In recent years, the tone of debate between theists and atheists has become decidedly unfriendly. UPEI professor of Philosophy Dr. Malcolm Murray attempts to restore some respect to the debate in his latest book: The Atheist’s Primer.
“The question of whether or not God exists is what brought me to philosophy in the first place,” says Murray. “I grew up in an atheist family, but I wanted to understand why it was that people I knew to be sensible believed in God.”
As a teen, Murray sought answers in the Bible. He studied Zen Buddhism.

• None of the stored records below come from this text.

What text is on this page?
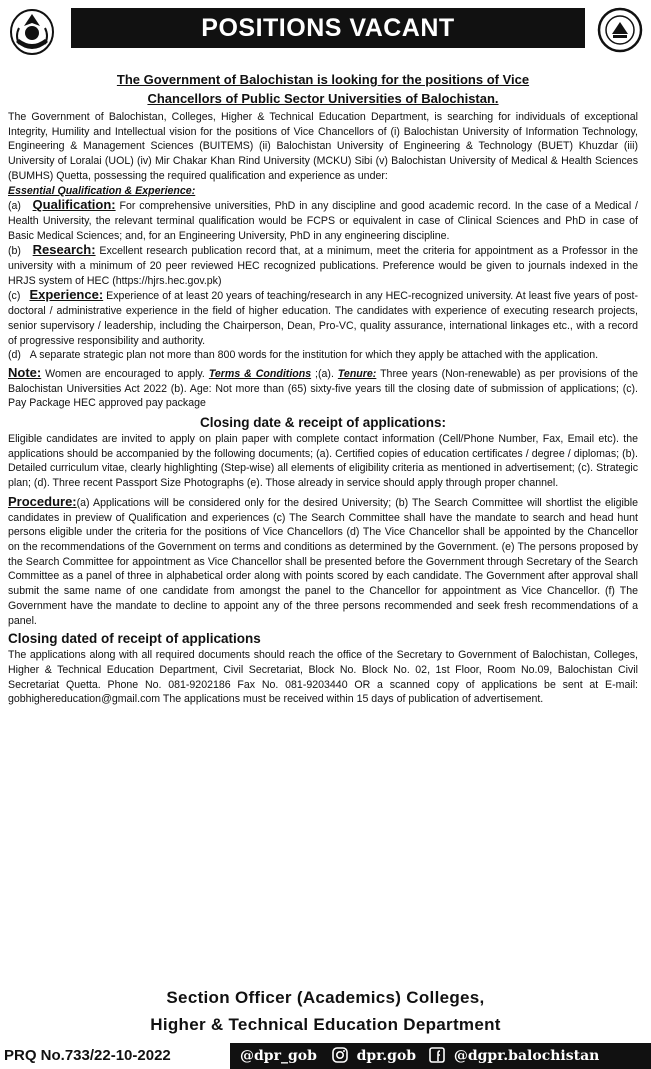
POSITIONS VACANT
The Government of Balochistan is looking for the positions of Vice
Chancellors of Public Sector Universities of Balochistan.

The Government of Balochistan, Colleges, Higher & Technical Education Department, is searching for individuals of exceptional Integrity, Humility and Intellectual vision for the positions of Vice Chancellors of (i) Balochistan University of Information Technology, Engineering & Management Sciences (BUITEMS) (ii) Balochistan University of Engineering & Technology (BUET) Khuzdar (iii) University of Loralai (UOL) (iv) Mir Chakar Khan Rind University (MCKU) Sibi (v) Balochistan University of Medical & Health Sciences (BUMHS) Quetta, possessing the required qualification and experience as under:

Essential Qualification & Experience:

(a) Qualification: For comprehensive universities, PhD in any discipline and good academic record. In the case of a Medical / Health University, the relevant terminal qualification would be FCPS or equivalent in case of Clinical Sciences and PhD in case of Basic Medical Sciences; and, for an Engineering University, PhD in any engineering discipline.

(b) Research: Excellent research publication record that, at a minimum, meet the criteria for appointment as a Professor in the university with a minimum of 20 peer reviewed HEC recognized publications. Preference would be given to journals indexed in the HRJS system of HEC (https://hjrs.hec.gov.pk)

(c) Experience: Experience of at least 20 years of teaching/research in any HEC-recognized university. At least five years of post-doctoral / administrative experience in the field of higher education. The candidates with experience of executing research projects, senior supervisory / leadership, including the Chairperson, Dean, Pro-VC, quality assurance, international linkages etc., with a record of progressive responsibility and authority.

(d) A separate strategic plan not more than 800 words for the institution for which they apply be attached with the application.

Note: Women are encouraged to apply. Terms & Conditions ;(a). Tenure: Three years (Non-renewable) as per provisions of the Balochistan Universities Act 2022 (b). Age: Not more than (65) sixty-five years till the closing date of submission of applications; (c). Pay Package HEC approved pay package

Closing date & receipt of applications:

Eligible candidates are invited to apply on plain paper with complete contact information (Cell/Phone Number, Fax, Email etc). the applications should be accompanied by the following documents; (a). Certified copies of education certificates / degree / diplomas; (b). Detailed curriculum vitae, clearly highlighting (Step-wise) all elements of eligibility criteria as mentioned in advertisement; (c). Strategic plan; (d). Three recent Passport Size Photographs (e). Those already in service should apply through proper channel.

Procedure:(a) Applications will be considered only for the desired University; (b) The Search Committee will shortlist the eligible candidates in preview of Qualification and experiences (c) The Search Committee shall have the mandate to search and head hunt persons eligible under the criteria for the positions of Vice Chancellors (d) The Vice Chancellor shall be appointed by the Chancellor on the recommendations of the Government on terms and conditions as determined by the Government. (e) The persons proposed by the Search Committee for appointment as Vice Chancellor shall be presented before the Government through Secretary of the Search Committee as a panel of three in alphabetical order along with points scored by each candidate. The Government after approval shall submit the same name of one candidate from amongst the panel to the Chancellor for appointment as Vice Chancellor. (f) The Government have the mandate to decline to appoint any of the three persons recommended and seek fresh recommendations of a panel.

Closing dated of receipt of applications

The applications along with all required documents should reach the office of the Secretary to Government of Balochistan, Colleges, Higher & Technical Education Department, Civil Secretariat, Block No. Block No. 02, 1st Floor, Room No.09, Balochistan Civil Secretariat Quetta. Phone No. 081-9202186 Fax No. 081-9203440 OR a scanned copy of applications be sent at E-mail: gobhighereducation@gmail.com The applications must be received within 15 days of publication of advertisement.

Section Officer (Academics) Colleges,
Higher & Technical Education Department
PRQ No.733/22-10-2022	@dpr_gob	dpr.gob	@dgpr.balochistan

And then, in his first philosophy class, an incident helped put him on the path that would become this book.
“The teacher asked those who believed in God to stand on the left side of the class, those who didn’t on the right. I was one of two on the right,” says Murray. “Then he asked those of us who believed in love to go to the left, those who didn’t to the right. I believed in love, so I went to the left.”
The only person on the right side of the class was the other student who didn’t believe in God.
“And I thought that discredited him, because he didn’t believe in anything. But the class—even the teacher—turned on me. They said I was hypocritical in my beliefs. I was flabbergasted. I decided then to seek justification for what it was I believed in, and what I didn’t.”
The early result was a monthly column in a Waterloo, Ontario, paper in which he discussed the philosophy of religion. That experience made him realize there was a book to be written on the same subject.
“In the book, I lay out many of the arguments theists use to defend their belief, and then I break them apart. I try very hard not to be offensive; I really think theists would enjoy reading it. In fact, most of the people I asked to review early drafts of the book were theists.”
Unlike some of his contemporaries, Murray doesn’t blame religion for the world’s evils. He tries instead to use philosophical arguments to justify atheism.
“There’s an interesting debate about where suffering comes from, and why a god would allow it. One answer is that suffering exists to aid our moral development. God gave us free will. And if we use our free will to alleviate suffering, we have developed our moral character to make us fit for heaven.
“But the assumption there,” continues Murray, ”is that morality, itself, is good. Morality is just a tool humanity invented to reduce suffering. Without suffering, morality would be useless—similar to how a can opener would be useless in a world without cans.”
The Atheist’s Primer is published by Broadview Press, and is available at the UPEI bookstore.